Memorial Day is a time to remember and honor.
Three years after the Civil War ended, on May 5, 1868, the head of an organization of Union veterans – the Grand Army of the Republic – established Decoration Day as a time for the nation to decorate the graves of the war dead with flowers. MG John A. Logan declared that Decoration Day should be observed May 30. It is believed that date was chosen because flowers would be in bloom all over the country.
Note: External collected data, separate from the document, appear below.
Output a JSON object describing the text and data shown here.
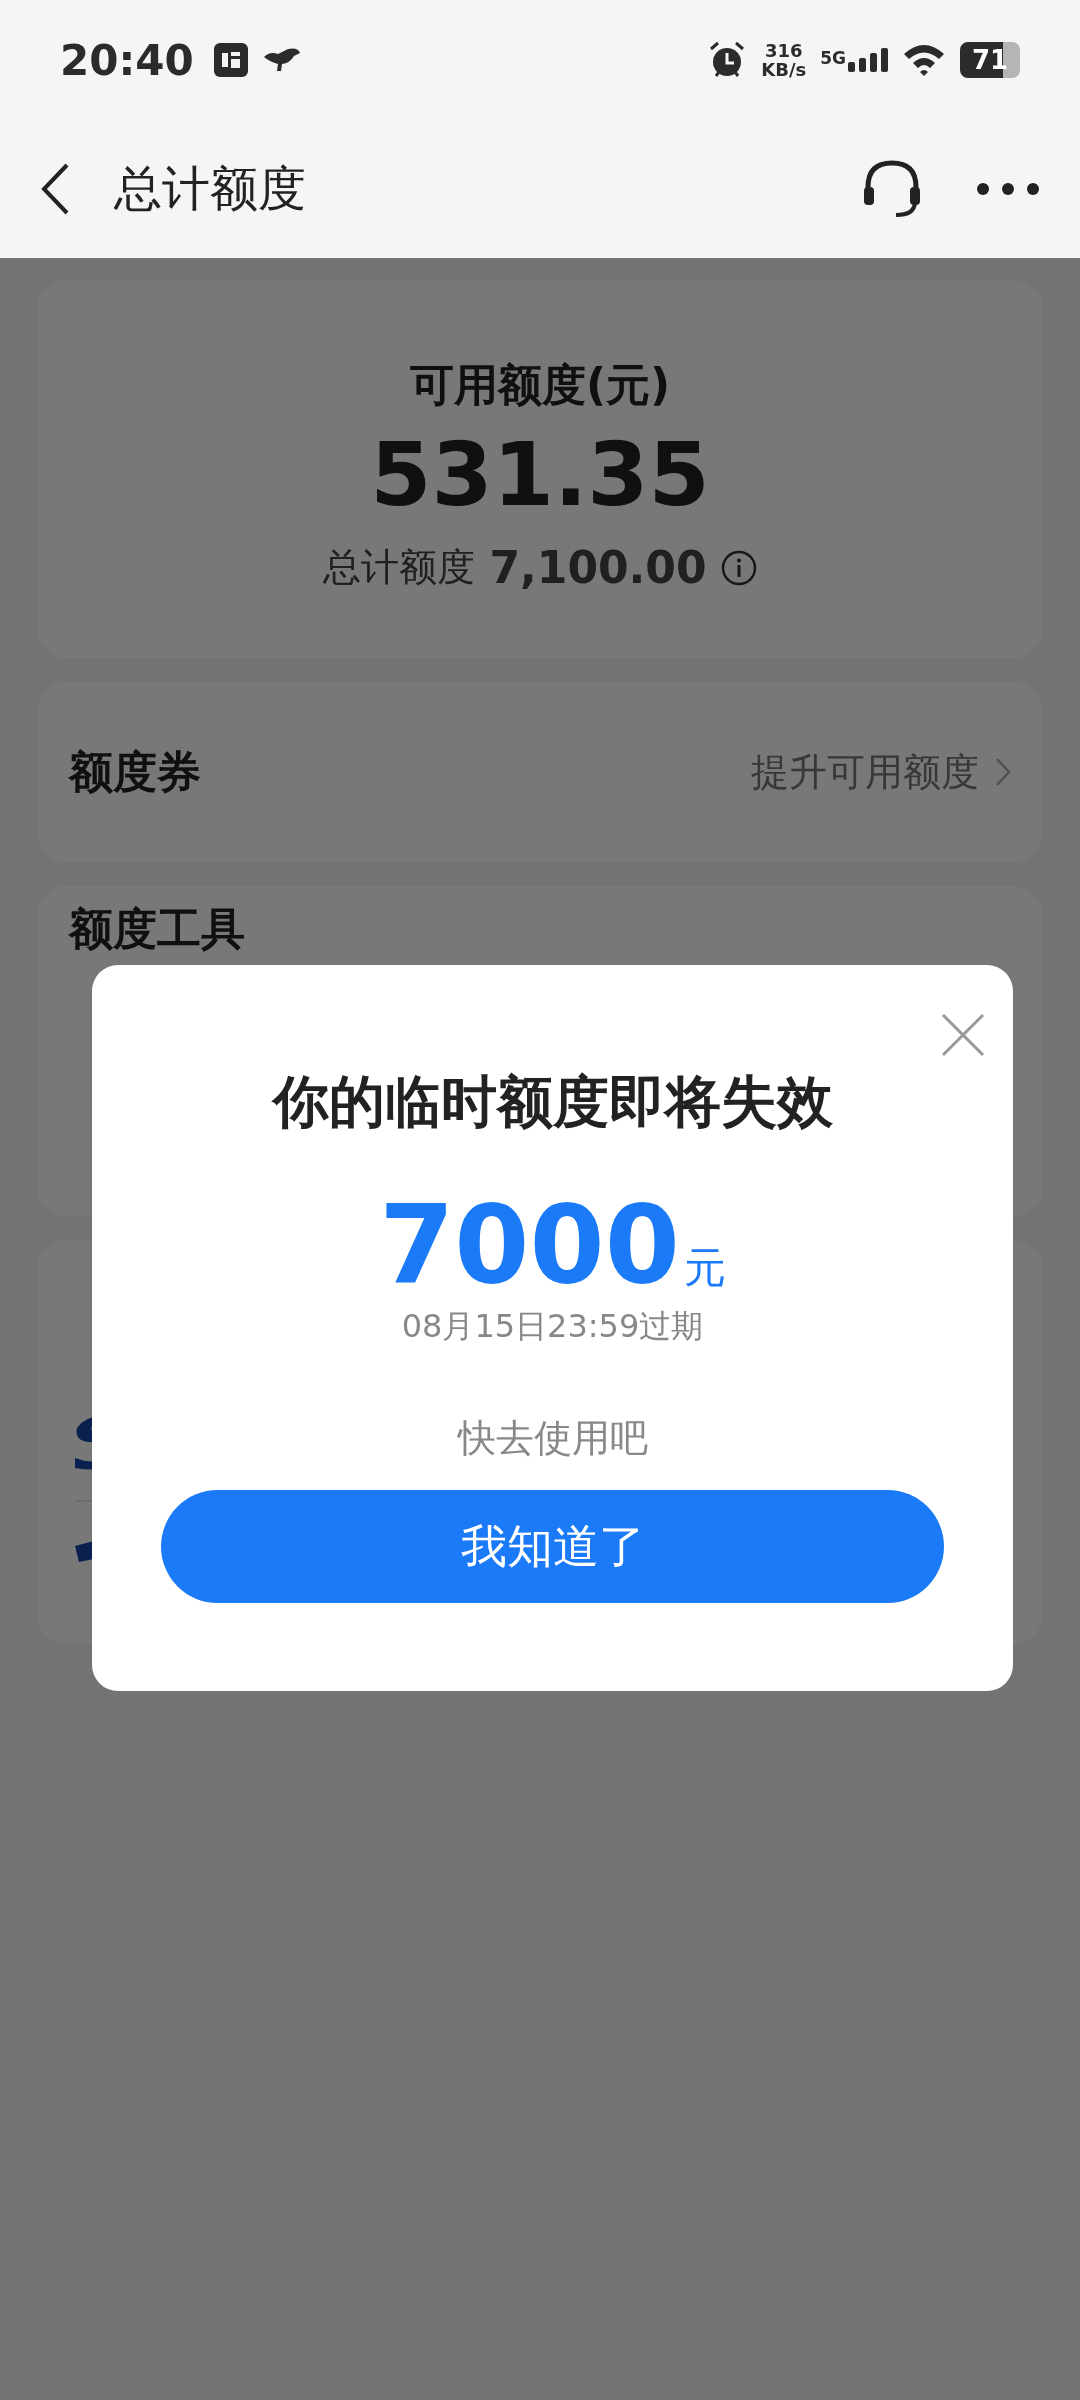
{
  "status_bar": {
    "time": "20:40",
    "speed": "316",
    "speed_unit": "KB/s",
    "network": "5G",
    "battery": "71"
  },
  "header": {
    "title": "总计额度"
  },
  "summary": {
    "label": "可用额度(元)",
    "amount": "531.35",
    "total_label": "总计额度",
    "total": "7,100.00"
  },
  "coupon": {
    "title": "额度券",
    "action": "提升可用额度"
  },
  "tools": {
    "title": "额度工具"
  },
  "dialog": {
    "title": "你的临时额度即将失效",
    "amount": "7000",
    "unit": "元",
    "expiry": "08月15日23:59过期",
    "hint": "快去使用吧",
    "button": "我知道了"
  }
}
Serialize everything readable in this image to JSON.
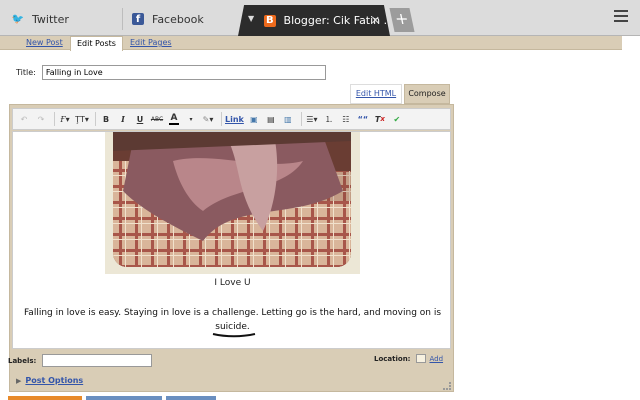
{
  "browser": {
    "tabs": [
      {
        "label": "Twitter",
        "icon": "twitter-icon"
      },
      {
        "label": "Facebook",
        "icon": "facebook-icon"
      },
      {
        "label": "Blogger: Cik Fatin ...",
        "icon": "blogger-icon",
        "active": true
      }
    ],
    "new_tab_label": "+",
    "close_glyph": "✕"
  },
  "blogger": {
    "subtabs": [
      "New Post",
      "Edit Posts",
      "Edit Pages"
    ],
    "active_subtab": "Edit Posts",
    "title_label": "Title:",
    "title_value": "Falling in Love",
    "mode_tabs": {
      "html": "Edit HTML",
      "compose": "Compose"
    },
    "toolbar": {
      "link_label": "Link",
      "bold": "B",
      "italic": "I",
      "underline": "U",
      "strike": "ABC",
      "font_glyph": "Ғ",
      "size_glyph": "ŢT",
      "color_glyph": "A",
      "quote_glyph": "““",
      "clear_glyph": "T"
    },
    "content": {
      "caption": "I Love U",
      "body_line1": "Falling in love is easy.  Staying in love is a challenge.  Letting go is the hard, and moving on is",
      "body_line2": "suicide."
    },
    "labels_label": "Labels:",
    "location_label": "Location:",
    "location_add": "Add",
    "post_options": "Post Options"
  },
  "colors": {
    "accent_beige": "#d9cdb6",
    "link_blue": "#3355aa",
    "active_tab": "#2c2c2c",
    "blogger_orange": "#ee6a1c"
  }
}
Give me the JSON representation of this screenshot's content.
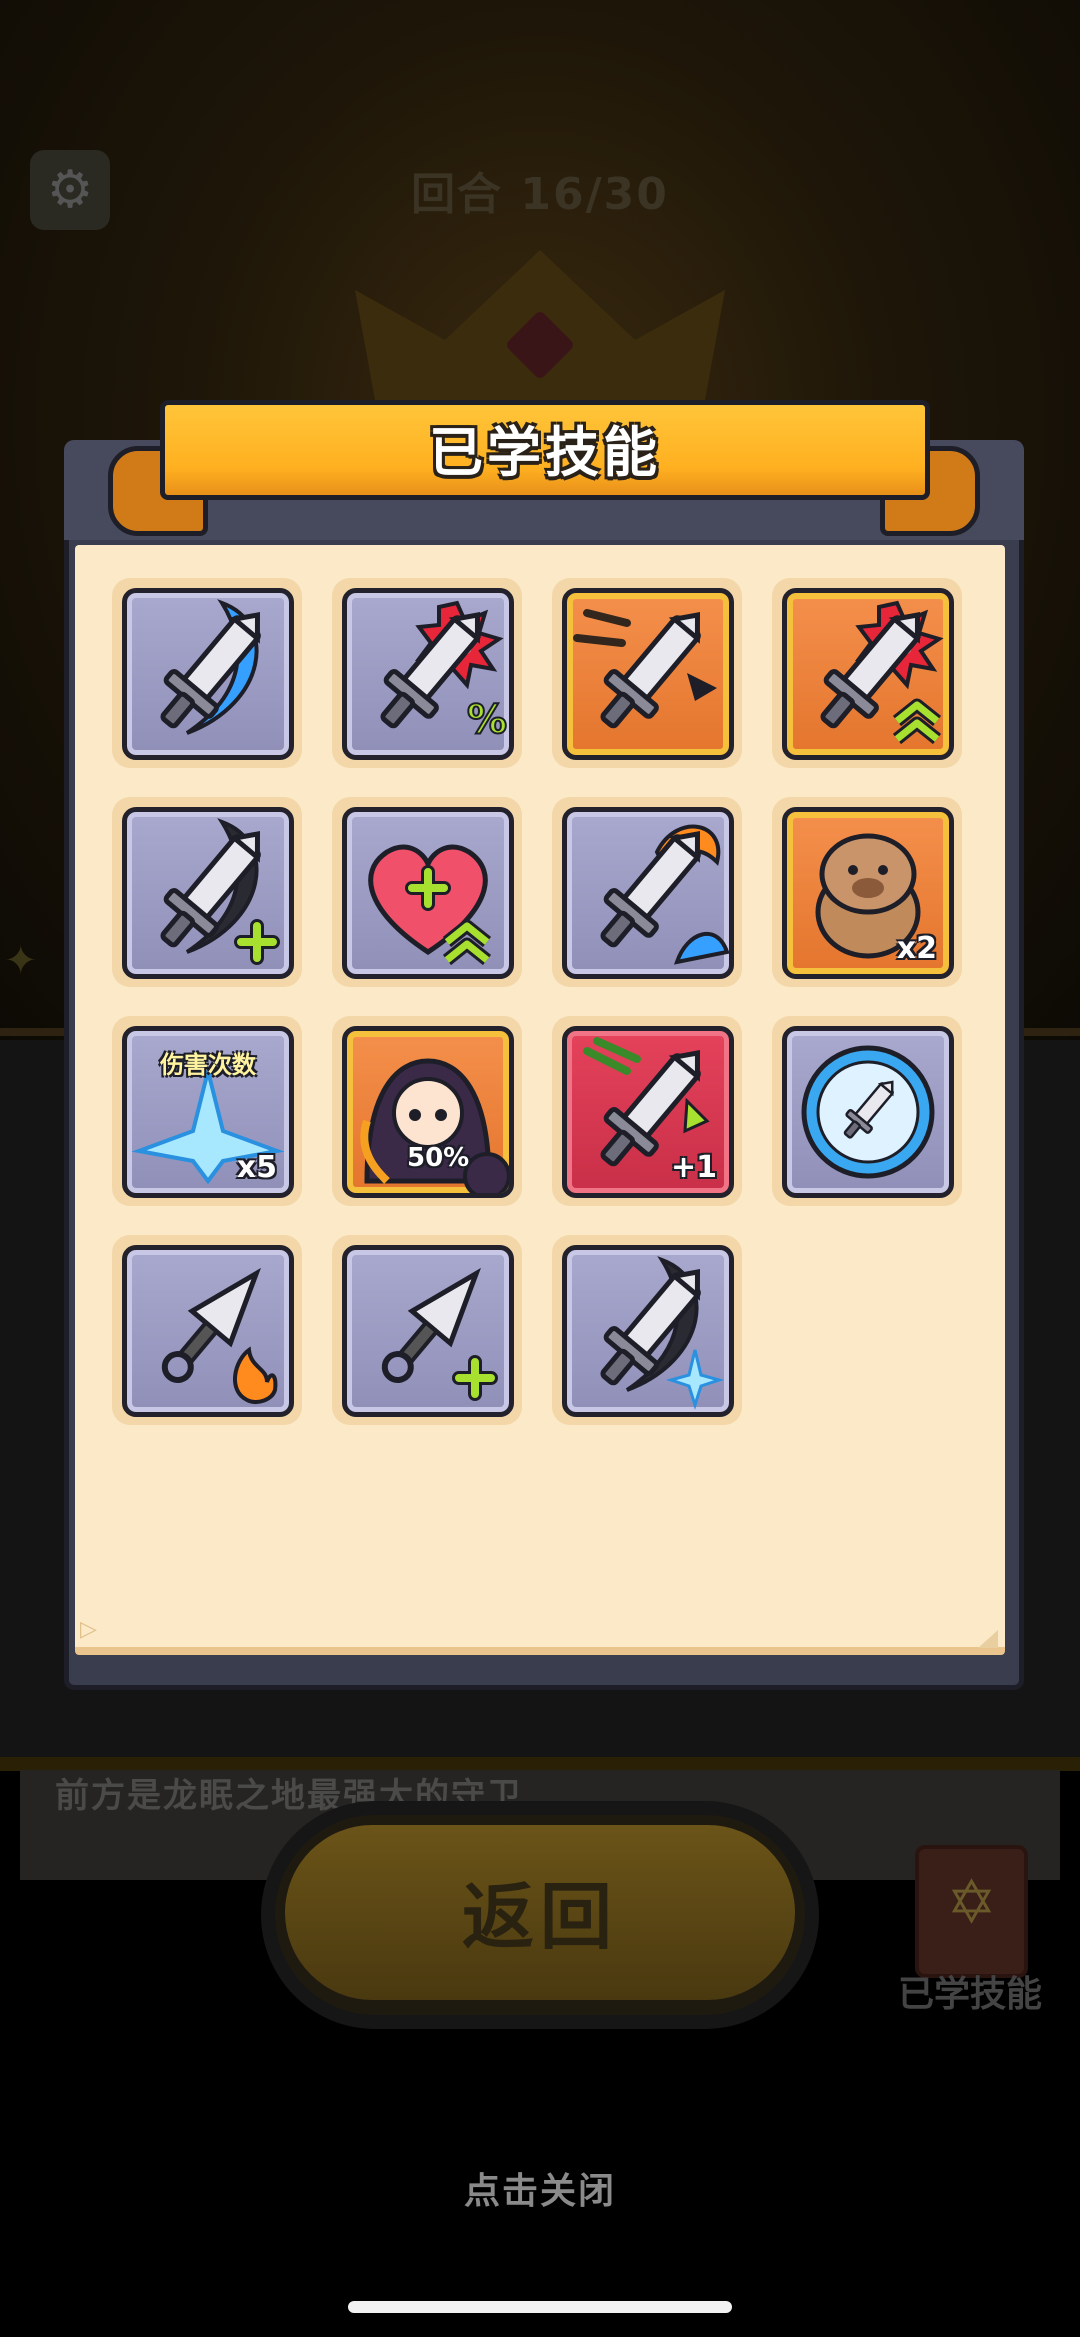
{
  "background": {
    "round_label": "回合 16/30",
    "dialog_text": "前方是龙眠之地最强大的守卫",
    "return_button": "返回",
    "skills_book_label": "已学技能",
    "close_hint": "点击关闭"
  },
  "modal": {
    "title": "已学技能",
    "skills": [
      {
        "name": "sword-crescent-slash",
        "frame": "purple",
        "badge": ""
      },
      {
        "name": "sword-crit-rate",
        "frame": "purple",
        "badge": ""
      },
      {
        "name": "sword-dash-strike",
        "frame": "orange",
        "badge": ""
      },
      {
        "name": "sword-crit-damage-up",
        "frame": "orange",
        "badge": ""
      },
      {
        "name": "sword-attack-plus",
        "frame": "purple",
        "badge": ""
      },
      {
        "name": "heart-health-up",
        "frame": "purple",
        "badge": ""
      },
      {
        "name": "sword-fire-wave",
        "frame": "purple",
        "badge": ""
      },
      {
        "name": "capybara-double",
        "frame": "orange",
        "badge": "x2"
      },
      {
        "name": "damage-count",
        "frame": "purple",
        "badge": "x5",
        "top_text": "伤害次数"
      },
      {
        "name": "companion-heal",
        "frame": "orange",
        "badge": "50%"
      },
      {
        "name": "sword-extra-hit",
        "frame": "red",
        "badge": "+1"
      },
      {
        "name": "sword-shield-bubble",
        "frame": "purple",
        "badge": ""
      },
      {
        "name": "kunai-fire",
        "frame": "purple",
        "badge": ""
      },
      {
        "name": "kunai-plus",
        "frame": "purple",
        "badge": ""
      },
      {
        "name": "sword-ice-slash",
        "frame": "purple",
        "badge": ""
      }
    ]
  },
  "colors": {
    "ribbon": "#ffb020",
    "paper": "#fbe9c8",
    "frame_purple": "#9a9ac2",
    "frame_orange": "#e87d35",
    "frame_red": "#d93650",
    "accent_green": "#a8e030"
  }
}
The first large observance was held that year at Arlington National Cemetery, across the Potomac River from Washington, D.C. The ceremonies centered around the mourning-draped veranda of the Arlington mansion, once the home of Gen. Robert E. Lee. Various Washington officials, including Ulysses S. Grant, presided over the ceremonies. After speeches, children from the Soldiers’ and Sailors’ Orphan Home and members of the GAR made their way through the cemetery, strewing flowers on both Union and Confederate graves, reciting prayers and singing hymns.
It was not until after World War I, however, that the day was expanded to honor those who have died in all American wars.
In 1971, Memorial Day was declared a national holiday by an act of Congress, though it is still often called Decoration Day. It was then also placed on the last Monday in May, as were some other federal holidays.
To ensure the sacrifices of America‘s fallen heroes are never forgotten, in December 2000, the U.S. Congress passed and the president signed into law “The National Moment of Remembrance Act,” P.L. 106-579, creating the White House Commission on the National Moment of Remembrance. The commission’s charter is to “encourage the people of the United States to give something back to their country, which provides them so much freedom and opportunity” by encouraging and coordinating commemorations in the United States of Memorial Day and the National Moment of Remembrance.”
Across our nation on Memorial Day, we gather to honor and remember those who gave what Abraham Lincoln called the “last full measure of devotion” in the fight for our liberty; we honor America’s finest men and women who gave their lives in defense of a nation, in defense of its people.
Grundy County communities will honor and remember our nation’s finest with the following observances:
Minooka: Minooka American Legion Post 1188 will host a Memorial Day parade and observance on Monday, May 29. The parade starts at 10 a.m. at the Minooka Bible Church, 412 N. Wabena Ave., Minooka. A memorial service will follow at Veterans Park at the corner of Mondamin and Wabena.
Coal City, Diamond & Carbon Hill: St. Juvin VFW Post 1336 will conduct the community’s Memorial Day observance at 11 a.m. Monday at the Coal City Veterans Memorial located at the Intermediate School 305 E. Division St., Coal City.
Morris: John Martin Steele VFW Post 6049 will host a parade and observance. The parade starts at 10:30 a.m. from Chapin Park and goes to the Grundy County courthouse, where the observance will begin at 11 a.m.
Mazon: Mazon American Legion Post 352 will host a Memorial Day observance at 11 a.m. Monday at the Mazon Park.
Volunteers are needed to set up and remove gravesite flags for the 24th annual Memorial Day weekend at the Abraham Lincoln National Cemetery.
Volunteer Gravesite Flag Set-up will be at 9 a.m. Friday, May 26, at the main flagpole. Volunteer Gravesite Flag Removal will be at 8:30 a.m. Tuesday, May 30. Any help would be appreciated.
Abraham Lincoln Memorial Day observance will be at 11 a.m. Monday. The cemetery is located at 20953 West Hoff Road, Elwood. Parking can be a challenge, plan accordingly.
If you are unable to attend an observance in your community The National Moment of Remembrance, established by Congress, asks Americans, wherever they are at 3 p.m., local time, on Memorial Day, to pause in an act of national unity for a duration of one minute. The time 3 p.m. was chosen because it is the time when most Americans are enjoying their freedoms on the national holiday. The Moment does not replace traditional Memorial Day events; rather, it is an act of national unity in which all Americans, alone or with family and friends, honor those who died in service to the United States.
There are many local events in honor of Memorial Day, the Grundy County Veterans Assistance Commission encourages all to participate in an event near you.